Şu tarihte şuraya gireceğiz... Şu vakitte şuraları vuracağız... Çevirdik geliyoruz, dediklerini... 10-9-8-7-6... diye geri sayım yaptıklarını...
Ben hatırlamıyorum. Hatırlayanınız varsa örnekleri ile bana yazsın.
Geçelim öbür yana;
Dünyayı birbirine katan bu 2 ülkenin Dışişleri Bakanlarına bir bakın!.. Hiç ağızlarından askeri operasyonlarla ilgili "buraya operasyon yaparız", " şu hedefleri şu.. şu.. şu tarihlerde vururuz" diye açıklamalar duydunuz mu?.. Tek bir örneğini gösterin bana!.. Adamların askeri sözcüleri bile açıklama yaparken konuşmamaya aşırı özen gösteriyor.
Bizim evlere şenlik Dışişleri Bakanı Mevlüt Çavuşoğlu ne yapıyor?.. Açıklamalarına dikkat ederseniz, Dışişleri Bakanı değil de Genelkurmay karargahının basın sözcüsü gibi. Kulakları çınlasın, büyük bir başarı ile görevini tamamlayan Genelkurmay Başkanlığı eski Basın ve Halkla İlişkiler Daire Başkanı emekli Tuğgeneral Ertuğrul Gazi Özkürkçü, 7/24 telefonlarımıza çıkardı. Gerek yurt içi terörle mücadele operasyonlarında gerekse sınır ötesi operasyonlarında her kesimin takdir ettiği çok başarılı kamu diplomasisi çalışmaları yürüttü. Ama, 24 saat esaslı bilgilendirme hizmeti veren Özkürkçü paşanın ağzından bir kez bile ne operasyon tarihi ne de hedeflenen yerler ile ilgili bir kelime duyduk. Çok sıkıştırdığımız zaman bilse de "bilmiyorum" der ya da geçici süre telefonları kapsama alanı dışında kalırdı!..

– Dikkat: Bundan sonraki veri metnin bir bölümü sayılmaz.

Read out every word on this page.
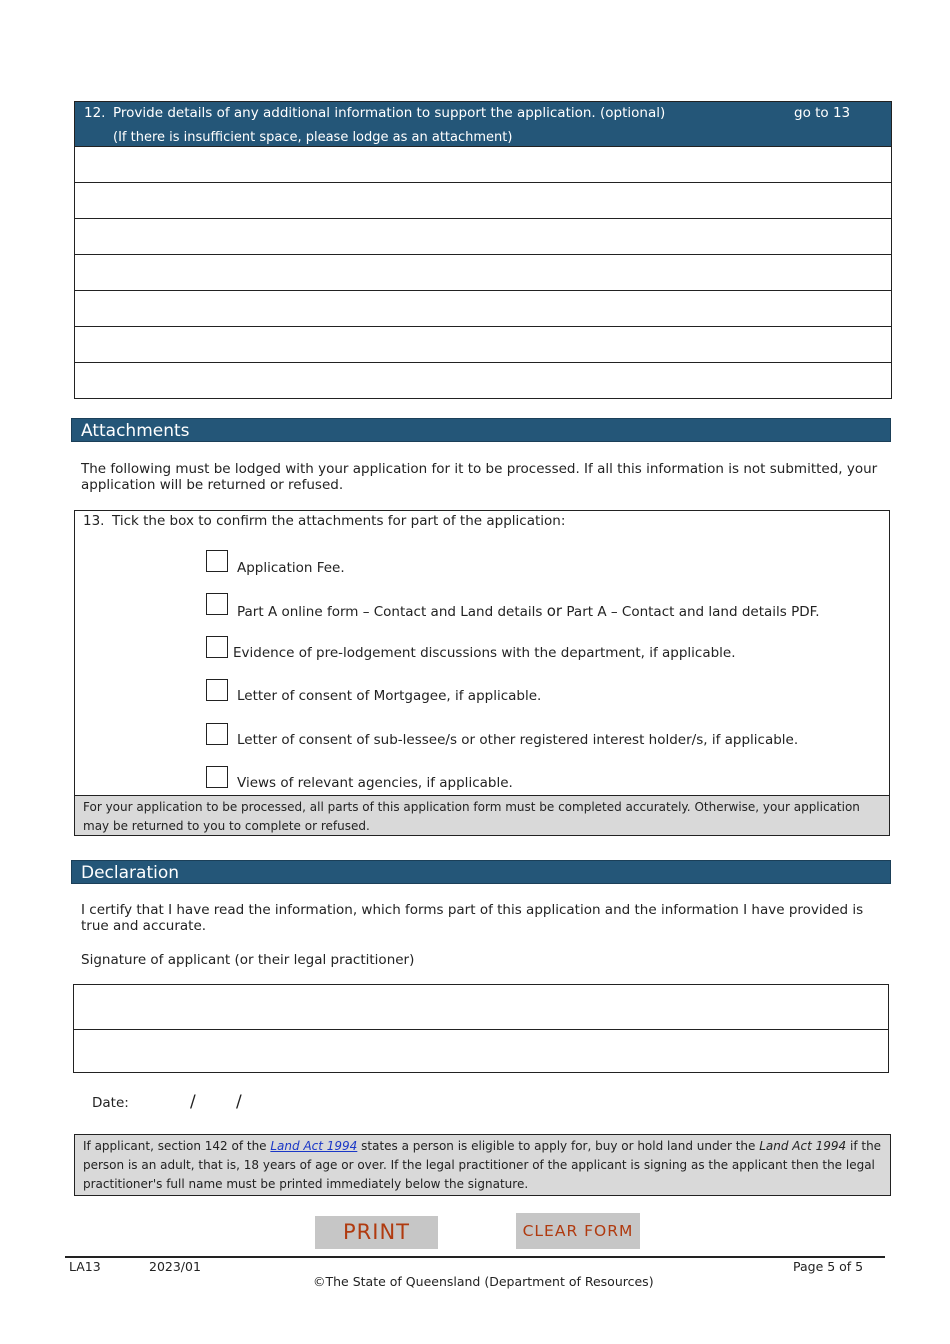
12. Provide details of any additional information to support the application. (optional)
(If there is insufficient space, please lodge as an attachment)
go to 13
Attachments
The following must be lodged with your application for it to be processed. If all this information is not submitted, your application will be returned or refused.
13. Tick the box to confirm the attachments for part of the application:
Application Fee.
Part A online form – Contact and Land details or Part A – Contact and land details PDF.
Evidence of pre-lodgement discussions with the department, if applicable.
Letter of consent of Mortgagee, if applicable.
Letter of consent of sub-lessee/s or other registered interest holder/s, if applicable.
Views of relevant agencies, if applicable.
For your application to be processed, all parts of this application form must be completed accurately. Otherwise, your application may be returned to you to complete or refused.
Declaration
I certify that I have read the information, which forms part of this application and the information I have provided is true and accurate.
Signature of applicant (or their legal practitioner)
Date:	/ /
If applicant, section 142 of the Land Act 1994 states a person is eligible to apply for, buy or hold land under the Land Act 1994 if the person is an adult, that is, 18 years of age or over. If the legal practitioner of the applicant is signing as the applicant then the legal practitioner's full name must be printed immediately below the signature.
PRINT	CLEAR FORM
LA13	2023/01	Page 5 of 5
©The State of Queensland (Department of Resources)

Yurt içinde, yurt dışında her yerde her platformda sürekli askeri operasyonları konuşuyor Mevlüt Çavuşoğlu... Devlet yönetimi ve siyaset biliminin, uluslararası ilişkilerin en temel kuralı olan "diplomasi gücü" ve diplomasinin "yumuşak güç" olduğu bizim ülkemizde rafa kaldırıldı... Ancak, adamlara da hak vermemek elde değil!.. İktidarlarını sürdürebilmek için seçime odaklanmış durumdalar. İçeride, ne halde oldukları malum. Başta ekonomi olmak üzere iyi giden tek gösterge yok, bindiler ittifak kayığına... Uluslararası ilişkilerde pek mi iyiler?.. Barışık olduğumuz bir ülke kalmadı!.. Alayına posta koyuyorlar... "Eyt"ler, "üyt"ler gırla gidiyor... Herhangi bir diplomatik başarı sağlamaları bu kafayla mümkün de görünmüyor. Ee, o zaman ne yapacaklar?.. En ufak bir şeyi zafere dönüştürme arayışındalar. Afrin Harekâtı bunun en iyi örneği. İçeride, sanki Türkiye savaştaymış algısı yaratıp, TSK'nın elde edeceği başarıları zafer olarak sunmak. İşte bu yaklaşım, Türkiye'nin dış politikasında yumuşak gücü ve diplomasiyi saf dışında bıraktı. Bir zamanlar, özellikle Orta Doğu bölgesinde Türkiye'nin en güçlü olduğu alan bu yumuşak gücü ve diplomatik gücüydü. Stratejik çukurluk dehasıyla (!) alabora, "eyt", "üyt" naralarıyla da buhar oldu. Anlı şanlı Türk diplomasisi ve diplomatlarımız masaya yancı olarak bile oturamaz hale geldi!.. Kısacası, Türkiye bu gücünü kaybetti. Halbuki, asker edasıyla konuşan Mevlüt Çavuşoğlu'nun görevi, diplomatik çözümleri bulmak, geliştirmek, izlemek. Sahada kazandığımız başarıları, masada nasıl perçinleştirip daha da öteye kazanımlar elde etmek için kafa patlatmak ve diplomasi koridorlarını çalıştırmak.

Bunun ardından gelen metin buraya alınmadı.